Scrittore e insegnante, ha fondato a Roma la “Penny Wirton”, una scuola di italiano gratuita per immigrati. Oggi racconta il periodo del lockdown. Alla vigilia dell'incontro con Carrón del 30 gennaio, si confronta con la lettera dei professori di CL
Eraldo Affinati

Dobbiamo continuare ad avere fiducia nei nostri studenti e nei nostri docenti: mi pare questa l’indicazione essenziale che emerge dalla lettera di un gruppo di insegnanti e educatori di Cl pubblicata sul Corriere della Sera del 10 gennaio scorso. Come non essere d’accordo? Troppo spesso il tema della didattica a distanza viene usato in modo divisivo, mentre invece dovrebbe essere chiaro a chiunque che stiamo parlando del bene comune per antonomasia, l’istruzione nazionale, da sottrarre a qualsiasi strumentalizzazione.

Fermo restando l’insostituibilità delle lezioni in presenza, a cui tutti vogliamo tornare, sarebbe vano continuare a registrare l’insoddisfazione per quelle digitali.
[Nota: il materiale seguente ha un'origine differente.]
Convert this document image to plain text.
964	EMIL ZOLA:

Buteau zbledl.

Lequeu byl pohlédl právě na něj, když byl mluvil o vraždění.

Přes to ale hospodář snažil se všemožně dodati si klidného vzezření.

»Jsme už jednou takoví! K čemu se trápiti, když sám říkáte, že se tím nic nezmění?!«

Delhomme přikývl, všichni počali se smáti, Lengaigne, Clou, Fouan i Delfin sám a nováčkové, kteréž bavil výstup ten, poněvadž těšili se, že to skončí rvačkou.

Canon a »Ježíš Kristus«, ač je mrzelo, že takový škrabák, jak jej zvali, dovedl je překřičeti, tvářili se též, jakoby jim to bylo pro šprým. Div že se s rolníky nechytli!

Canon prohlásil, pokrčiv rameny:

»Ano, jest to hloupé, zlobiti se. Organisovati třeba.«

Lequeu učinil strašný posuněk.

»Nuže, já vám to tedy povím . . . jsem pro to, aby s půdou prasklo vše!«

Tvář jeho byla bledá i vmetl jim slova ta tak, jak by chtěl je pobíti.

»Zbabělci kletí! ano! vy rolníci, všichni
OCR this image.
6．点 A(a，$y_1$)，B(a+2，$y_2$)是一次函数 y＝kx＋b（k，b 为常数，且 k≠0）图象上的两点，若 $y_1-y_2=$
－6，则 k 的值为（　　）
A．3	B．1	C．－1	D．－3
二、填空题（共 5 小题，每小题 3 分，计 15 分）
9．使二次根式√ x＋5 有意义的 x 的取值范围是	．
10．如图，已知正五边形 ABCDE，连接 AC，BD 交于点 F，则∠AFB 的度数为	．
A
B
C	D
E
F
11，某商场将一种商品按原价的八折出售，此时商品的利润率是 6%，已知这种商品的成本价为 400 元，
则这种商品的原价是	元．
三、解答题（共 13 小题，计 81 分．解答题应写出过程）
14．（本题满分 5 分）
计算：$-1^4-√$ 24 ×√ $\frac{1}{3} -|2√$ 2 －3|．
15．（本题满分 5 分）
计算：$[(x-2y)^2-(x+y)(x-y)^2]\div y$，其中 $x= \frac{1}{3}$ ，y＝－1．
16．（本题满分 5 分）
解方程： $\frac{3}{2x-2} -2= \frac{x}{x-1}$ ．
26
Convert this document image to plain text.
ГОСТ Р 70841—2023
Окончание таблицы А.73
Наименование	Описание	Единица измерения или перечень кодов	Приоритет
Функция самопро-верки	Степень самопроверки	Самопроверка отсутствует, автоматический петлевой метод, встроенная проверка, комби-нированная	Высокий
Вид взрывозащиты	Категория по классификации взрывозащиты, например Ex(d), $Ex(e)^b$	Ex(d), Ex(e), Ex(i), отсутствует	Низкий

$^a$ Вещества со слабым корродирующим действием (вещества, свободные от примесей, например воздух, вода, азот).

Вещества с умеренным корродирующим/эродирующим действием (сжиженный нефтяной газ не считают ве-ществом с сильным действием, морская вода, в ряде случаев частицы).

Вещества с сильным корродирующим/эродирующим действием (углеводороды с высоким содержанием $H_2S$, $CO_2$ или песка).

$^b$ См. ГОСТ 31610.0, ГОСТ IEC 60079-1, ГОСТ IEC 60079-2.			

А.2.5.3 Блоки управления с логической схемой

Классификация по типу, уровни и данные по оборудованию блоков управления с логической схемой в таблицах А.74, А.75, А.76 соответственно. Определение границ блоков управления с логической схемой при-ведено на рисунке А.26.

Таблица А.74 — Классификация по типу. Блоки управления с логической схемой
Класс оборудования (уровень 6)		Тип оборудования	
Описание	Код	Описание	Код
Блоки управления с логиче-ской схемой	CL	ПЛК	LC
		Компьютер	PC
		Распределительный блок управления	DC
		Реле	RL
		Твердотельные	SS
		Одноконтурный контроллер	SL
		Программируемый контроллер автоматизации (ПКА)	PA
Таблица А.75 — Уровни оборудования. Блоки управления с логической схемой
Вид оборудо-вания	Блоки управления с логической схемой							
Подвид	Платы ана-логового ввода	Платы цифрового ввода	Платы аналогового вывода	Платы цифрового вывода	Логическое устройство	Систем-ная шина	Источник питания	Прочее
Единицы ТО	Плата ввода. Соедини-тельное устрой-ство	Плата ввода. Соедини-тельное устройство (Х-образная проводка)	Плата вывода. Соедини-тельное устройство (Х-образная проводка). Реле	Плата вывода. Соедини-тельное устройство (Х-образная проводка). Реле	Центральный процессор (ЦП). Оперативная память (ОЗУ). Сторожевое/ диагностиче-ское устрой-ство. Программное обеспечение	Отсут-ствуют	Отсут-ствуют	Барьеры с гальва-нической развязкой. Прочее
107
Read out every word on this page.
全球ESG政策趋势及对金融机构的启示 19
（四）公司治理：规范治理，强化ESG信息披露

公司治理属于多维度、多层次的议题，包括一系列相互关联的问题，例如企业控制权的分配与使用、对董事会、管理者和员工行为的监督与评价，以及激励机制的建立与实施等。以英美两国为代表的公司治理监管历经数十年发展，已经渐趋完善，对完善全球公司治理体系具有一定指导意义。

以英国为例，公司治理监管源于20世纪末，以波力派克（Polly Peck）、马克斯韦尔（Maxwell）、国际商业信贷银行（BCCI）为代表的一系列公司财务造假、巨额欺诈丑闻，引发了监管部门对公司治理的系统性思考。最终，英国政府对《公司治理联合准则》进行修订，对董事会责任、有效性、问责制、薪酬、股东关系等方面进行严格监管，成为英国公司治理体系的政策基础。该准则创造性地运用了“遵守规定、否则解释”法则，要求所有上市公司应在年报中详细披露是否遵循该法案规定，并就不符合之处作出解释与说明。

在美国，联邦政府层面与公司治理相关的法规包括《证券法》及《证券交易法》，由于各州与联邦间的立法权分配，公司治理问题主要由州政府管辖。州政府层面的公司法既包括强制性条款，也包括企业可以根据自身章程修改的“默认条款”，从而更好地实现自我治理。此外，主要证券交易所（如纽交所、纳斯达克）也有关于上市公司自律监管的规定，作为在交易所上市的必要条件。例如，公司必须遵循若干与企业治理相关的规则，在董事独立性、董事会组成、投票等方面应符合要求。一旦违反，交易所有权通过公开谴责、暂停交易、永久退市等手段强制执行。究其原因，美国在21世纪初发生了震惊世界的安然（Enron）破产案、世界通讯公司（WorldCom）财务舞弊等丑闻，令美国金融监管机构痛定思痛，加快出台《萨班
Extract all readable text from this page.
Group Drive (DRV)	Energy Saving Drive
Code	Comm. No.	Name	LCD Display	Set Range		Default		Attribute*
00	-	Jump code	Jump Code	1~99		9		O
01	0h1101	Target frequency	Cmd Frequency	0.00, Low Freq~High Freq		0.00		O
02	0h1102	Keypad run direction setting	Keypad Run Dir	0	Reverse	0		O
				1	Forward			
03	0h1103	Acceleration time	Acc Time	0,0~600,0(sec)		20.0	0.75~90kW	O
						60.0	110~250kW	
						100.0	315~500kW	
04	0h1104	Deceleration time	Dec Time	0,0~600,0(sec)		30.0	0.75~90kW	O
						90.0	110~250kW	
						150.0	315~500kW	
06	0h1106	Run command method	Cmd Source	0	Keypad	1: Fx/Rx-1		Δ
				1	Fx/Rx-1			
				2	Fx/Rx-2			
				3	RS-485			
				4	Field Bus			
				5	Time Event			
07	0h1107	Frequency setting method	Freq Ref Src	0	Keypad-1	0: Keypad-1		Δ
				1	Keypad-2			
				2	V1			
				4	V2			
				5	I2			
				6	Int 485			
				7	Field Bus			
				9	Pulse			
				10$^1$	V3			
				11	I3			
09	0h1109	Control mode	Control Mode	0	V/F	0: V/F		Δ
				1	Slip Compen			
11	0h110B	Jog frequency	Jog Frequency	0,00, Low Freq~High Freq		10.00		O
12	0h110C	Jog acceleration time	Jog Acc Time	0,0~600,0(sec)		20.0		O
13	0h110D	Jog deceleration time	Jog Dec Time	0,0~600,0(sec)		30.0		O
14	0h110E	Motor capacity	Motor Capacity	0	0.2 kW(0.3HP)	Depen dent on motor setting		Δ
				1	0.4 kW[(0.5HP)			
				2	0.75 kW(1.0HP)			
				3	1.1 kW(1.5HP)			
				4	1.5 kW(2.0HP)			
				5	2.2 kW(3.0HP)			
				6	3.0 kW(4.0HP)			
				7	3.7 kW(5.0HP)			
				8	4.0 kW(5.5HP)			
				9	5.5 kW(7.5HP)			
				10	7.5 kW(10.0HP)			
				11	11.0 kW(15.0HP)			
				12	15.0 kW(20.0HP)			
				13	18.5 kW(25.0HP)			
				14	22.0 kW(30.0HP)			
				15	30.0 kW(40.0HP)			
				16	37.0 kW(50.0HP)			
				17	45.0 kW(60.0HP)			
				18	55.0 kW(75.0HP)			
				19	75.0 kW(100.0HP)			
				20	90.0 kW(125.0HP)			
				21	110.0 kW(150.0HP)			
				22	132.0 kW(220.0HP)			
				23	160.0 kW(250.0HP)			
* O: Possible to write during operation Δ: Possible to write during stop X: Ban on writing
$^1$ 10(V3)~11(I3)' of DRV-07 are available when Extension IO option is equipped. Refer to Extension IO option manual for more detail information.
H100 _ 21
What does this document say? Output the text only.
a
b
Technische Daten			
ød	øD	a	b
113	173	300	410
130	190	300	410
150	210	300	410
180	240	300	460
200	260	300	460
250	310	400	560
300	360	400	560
Si tratta di una scelta tesa verso il male minore, all’interno di un delicato e complesso sistema sociale che chiama in causa le aule, i trasporti, gli indici di contagio, l’organizzazione familiare. Cerchiamo di ricavare quanto possiamo dalla condizione drammatica nella quale ci troviamo. Poniamo in evidenza, nello smarrimento di oggi, coi tanti problemi legati alla disuguaglianza tecnologica e alla dolorosa crescita della dispersione scolastica, la consapevolezza di coralità che sta maturando negli adolescenti e negli adulti: se, quando tutto sarà finito, non avremo dimenticato questo sentimento di unità nella tempesta, avremo messo a frutto la terribile esperienza della pandemia. È importante sottolineare lo sgomento degli insegnanti, di qualità diversa, ma non molto lontana dal disagio provato dagli alunni. Mi ha colpito un passaggio presente nella lettera: «Come stare davanti a un ragazzo che ha perso un parente per l’epidemia, o che ha smesso di venire a scuola perché si è lasciato divorare dall’apatia e dal disinteresse?».

Eraldo Affinati (Foto Massimo Quattrucci)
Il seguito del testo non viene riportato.